Летом 1674 года Мещеринов собрал ладьи и карбасы, взял у крестьян гребцов и кормщиков и высадился на Соловецком острове. Тут оказалось, что Иевлев, предав огню хозяйственные постройки, окружавшие монастырь, тем облегчил оборону его и затруднил нападение. Строения эти давали бы возможность осаждающим близко подойти к стенам; теперь же они должны были действовать на совершенно открытой местности, подвергаясь огню крепостного наряда. А грунт был каменистый, и шанцы приходилось копать с большим трудом. Укрепясь кое-как шанцами, Мещеринов начал обстреливать монастырь; откуда отвечали ему также выстрелами. Самым ярым мятежником явился бывший архимандрит Саввы-Сторожевского монастыря Никанор; он не только благословил на стрельбу из пушек, но и часто ходил по башням, кадил и кропил святой водой голландские пушки, приговаривая: «Матушки мои галаночки, надеемся на вас, что вы нас обороните». Он приказывал особенно стрелять по воеводе и для этого поручал караульным на стенах смотреть в трубки, говоря: «Поразишь пастыря, ратные люди разбредутся аки овцы». Рядом с Никанором в таком же воинственном задоре действовали особенно келарь старец Маркел, городничий старец Дорофей, прозванием Морж, сотники Исачко Воронин, из беглых боярских холопов, и Самко, родом поморец. Но среди мятежников возникла распря по вопросу о молениях за великого государя; ибо некоторые старцы и черные священники настаивали на молении. По сему поводу 16 сентября было общее совещание. Тут сотники Исачко и Самко с товарищами сняли с себя оружие и повесили на стену, говоря, что не хотят более служить, так как священники их не слушают, за великого государя Бога молят и заздравные чаши в царские праздники пьют. Тогда келарь добил им челом, и они снова надели на себя оружие, изрекая бранные слова на царя. После того мятежники выгнали из монастыря некоторых черных священников, именно Геронтия с товарищи, а другие (Митрофан и Абросим) и сами ушли. Все они явились к воеводе Мещеринову и принесли свои вины великому государю.

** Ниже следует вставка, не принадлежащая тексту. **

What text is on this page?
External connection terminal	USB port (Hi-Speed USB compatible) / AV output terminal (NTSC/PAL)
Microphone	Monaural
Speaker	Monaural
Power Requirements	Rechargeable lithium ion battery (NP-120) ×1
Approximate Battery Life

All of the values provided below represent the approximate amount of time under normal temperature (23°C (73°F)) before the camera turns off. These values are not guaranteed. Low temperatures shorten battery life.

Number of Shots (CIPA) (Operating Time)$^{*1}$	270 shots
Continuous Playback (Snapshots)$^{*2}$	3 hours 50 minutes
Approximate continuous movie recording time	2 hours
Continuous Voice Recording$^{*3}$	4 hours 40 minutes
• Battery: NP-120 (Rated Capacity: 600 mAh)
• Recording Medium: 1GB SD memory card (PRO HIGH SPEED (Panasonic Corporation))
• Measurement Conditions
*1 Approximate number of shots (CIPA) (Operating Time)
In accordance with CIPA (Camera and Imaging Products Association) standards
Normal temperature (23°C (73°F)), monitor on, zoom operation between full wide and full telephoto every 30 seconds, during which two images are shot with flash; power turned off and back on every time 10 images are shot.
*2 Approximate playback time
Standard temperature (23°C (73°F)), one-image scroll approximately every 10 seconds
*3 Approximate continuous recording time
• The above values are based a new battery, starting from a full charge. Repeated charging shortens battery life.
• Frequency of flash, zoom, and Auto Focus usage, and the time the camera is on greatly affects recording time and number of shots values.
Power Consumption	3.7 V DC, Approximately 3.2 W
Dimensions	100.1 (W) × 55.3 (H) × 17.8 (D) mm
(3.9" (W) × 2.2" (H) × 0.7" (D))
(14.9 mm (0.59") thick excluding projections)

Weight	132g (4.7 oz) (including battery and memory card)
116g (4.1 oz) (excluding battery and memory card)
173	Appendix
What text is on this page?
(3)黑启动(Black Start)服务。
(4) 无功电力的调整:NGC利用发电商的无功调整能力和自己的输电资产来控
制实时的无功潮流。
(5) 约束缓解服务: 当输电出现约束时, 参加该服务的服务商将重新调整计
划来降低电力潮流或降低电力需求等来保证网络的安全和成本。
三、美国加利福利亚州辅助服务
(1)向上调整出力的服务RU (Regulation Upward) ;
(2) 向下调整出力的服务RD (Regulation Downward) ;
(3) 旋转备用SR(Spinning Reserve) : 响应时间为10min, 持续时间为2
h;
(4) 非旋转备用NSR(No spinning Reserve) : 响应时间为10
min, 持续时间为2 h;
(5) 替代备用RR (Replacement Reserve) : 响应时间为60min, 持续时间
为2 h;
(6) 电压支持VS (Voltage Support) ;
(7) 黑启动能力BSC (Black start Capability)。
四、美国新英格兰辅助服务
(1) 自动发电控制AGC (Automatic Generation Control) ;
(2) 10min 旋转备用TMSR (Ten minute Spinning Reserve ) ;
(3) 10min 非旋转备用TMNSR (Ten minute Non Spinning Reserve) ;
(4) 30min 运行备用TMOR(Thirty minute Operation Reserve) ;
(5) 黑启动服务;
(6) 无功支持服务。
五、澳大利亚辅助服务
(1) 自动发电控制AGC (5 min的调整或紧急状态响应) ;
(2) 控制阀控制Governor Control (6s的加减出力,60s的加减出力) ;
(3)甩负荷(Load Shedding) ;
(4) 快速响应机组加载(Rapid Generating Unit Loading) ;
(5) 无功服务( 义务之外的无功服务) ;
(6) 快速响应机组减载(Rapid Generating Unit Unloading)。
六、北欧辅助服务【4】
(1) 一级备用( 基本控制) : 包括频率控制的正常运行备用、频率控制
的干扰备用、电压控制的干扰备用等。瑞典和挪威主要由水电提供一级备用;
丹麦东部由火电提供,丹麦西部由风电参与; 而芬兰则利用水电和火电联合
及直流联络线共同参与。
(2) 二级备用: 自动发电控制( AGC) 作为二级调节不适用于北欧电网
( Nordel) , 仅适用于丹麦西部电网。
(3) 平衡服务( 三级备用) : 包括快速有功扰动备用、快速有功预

По их рассказам, миряне в осажденном монастыре большей частью ведут безобразную жизнь: в церковь Божью не ходят, у своих духовных отцов не исповедуются, а исповедуются промеж собой, помирают без покаяния и причастия; взаимно предаются содомскому греху и для той же цели держат при себе мальчиков, которым шьют красивое платье из дорогих сукон и материй, похищаемых из монастырской казны. Рассказывали священники и про обилие всяких запасов у осажденных. Все эти раскаявшиеся священники изъявили согласие принять новоисправленные книги и троеперстие. Только Геронтий отказывался, говоря, что сии нововведения для него «сумнительны» и он боится Страшного суда Божия. Меж тем, по удалении священников, почти некому было отправлять в монастыре церковную службу: но Никанор кричал, что можно «обойтись и без священников, и без обедни, а ограничиться чтением в церкви часов». Однако не все были с ним согласны; умы не успокоились, и среди мятежников продолжались распри. Тем не менее о сдаче не было и помину. При наступлении холодного времени Мещеринов не решился зимовать на острове, а разорил свои шанцы и, подобно своим предшественникам, отплыл на зимовку в Сумский острог, вопреки наказам из Москвы.
Повторилось то же, что было при Волохове и Иевлеве. Ведавший в то время монастырскими вотчинами и промыслами, старец Игнатий Тарбеев посылал жалобу за жалобой на притеснения и корыстные действия воеводы Мещеринова и на его ратных людей, которые под видом необходимых кормов насильно производят всякие поборы в Сумском уезде. Мещеринов даже посылал свою меру для сбора хлебных запасов, то есть круп, овса, ржи, толокна, – меру, в которой было 22 фунта лишку против казенной! Мало того, воевода рассылает крестьян со стрельцами разыскивать для него слюду по горам, конечно, с личной корыстной целью. Из Москвы приходят ему грамоты с выговорами и угрозами, но, по-видимому, не производят большого впечатления.